The facts of the case are relatively straightforward. Sheriff’s Deputy Mark Mehrer was on a routine patrol when observed a 1995 Chevy pickup truck and ran its license plate through the Kansas Department of Revenue’s file service. That search revealed that the truck was registered to Charles Glover and that Glover’s driver’s license had been revoked. Assuming (correctly) that the person driving the truck was its registered owner, Deputy Mehrer pulled Glover and ultimately charged him with being a habitual violator. Glover moved to suppress all evidence seized in the stop, arguing that Mehrer had no reasonable basis for pulling him over, other than his “hunch” that he was the registered owner of the vehicle. In ping-pong fashion, the trial court agreed with Glover and granted his motion to suppress, only to be reversed by the Court of Appeals, which was then reversed by the Kansas Supreme Court, only to be reversed right back by the supreme Supremes.

Writing for a majority of 8, Justice Thomas noted that the Fourth Amendment permits an officer to initiate a brief investigative traffic stop when he has a “particularized and objective basis” to suspect legal wrongdoing. This level of suspicion requires less than that necessary for probable cause (needed for an arrest) and turns on “commonsense judgments and inferences about human behavior.” Here, Deputy Mehrer made a commonsense inference that the owner of a vehicle was likely to be the vehicle’s driver. Just because that isn’t always the case, does not make the inference unreasonable. Moreover, while the deputy’s commonsense judgment was sufficient to justify the stop, empirical studies demonstrate that drivers with suspended or revoked licenses frequently continue to drive, making it reasonable to conclude that the owner of a vehicle is its driver, even if his license is suspended. Justice Thomas emphasized, however, that “the scope of this holding is narrow.” Reasonable suspicion depends on the totality of the circumstances, and any number of additional facts might dispel reasonable suspicion in other circumstances. Here, however, because there was nothing in the record to rebut the reasonable inference the deputy made, the traffic stop was reasonable under the Fourth Amendment.

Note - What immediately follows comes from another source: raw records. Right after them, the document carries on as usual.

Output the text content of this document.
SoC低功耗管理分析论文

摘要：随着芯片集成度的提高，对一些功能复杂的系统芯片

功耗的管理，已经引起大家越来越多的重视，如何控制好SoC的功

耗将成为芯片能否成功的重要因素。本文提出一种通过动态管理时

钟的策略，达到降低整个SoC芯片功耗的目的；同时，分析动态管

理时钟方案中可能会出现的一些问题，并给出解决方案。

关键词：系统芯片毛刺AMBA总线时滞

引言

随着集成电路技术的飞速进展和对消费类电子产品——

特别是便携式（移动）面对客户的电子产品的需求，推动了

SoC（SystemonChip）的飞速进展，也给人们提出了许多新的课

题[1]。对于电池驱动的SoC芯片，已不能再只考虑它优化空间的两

Justice Kagan, joined by Justice Ginsburg, concurred. For her, the crucial fact was the Deputy Mehrer knew that Glover’s license had been revoked due to serial driving offenses. In Kansas at least, “a person with a revoked license has already shown a willingness to flout driving restrictions.” Therefore, in Justice Kagan’s view, it remained reasonable to infer that Glover was the one behind the wheel even though he was prohibited from driving. The analysis would be different, she explained, if Glover’s license had merely been suspended for reasons having nothing to do with his “penchant for ignoring driving laws.” In particular, Justice Kagan noted, “most license suspensions do not relate to driving at all; what they most relate to is being poor.” She would not be comfortable, therefore, with a per se rule that it is always reasonable to infer—notwithstanding a license suspension—that the owner of a vehicle is its driver. Under the particular circumstances of this case, however, which turned on a  “barebones stipulation” of facts, she agreed that it was reasonable to infer that Glover was behind the wheel.

Justice Sotomayor was unconvinced. Dissenting alone, she argued that the majority’s opinion “ignores key foundations of our reasonable-suspicion jurisprudence and impermissibly and unnecessarily reduces the State’s burden of proof.” By permitting an officer to make a traffic stop so long as he lacks “information negating an inference,” the Court had effectively flipped the burden of proof and absolved officers from any responsibility to investigate the identity of a driver where feasible. “The majority,” she argued, “has paved the road to finding reasonable suspicion based on nothing more than a demographic profile. Its logic has thus made the State’s task all but automatic. That has never been the law, and it never should be.”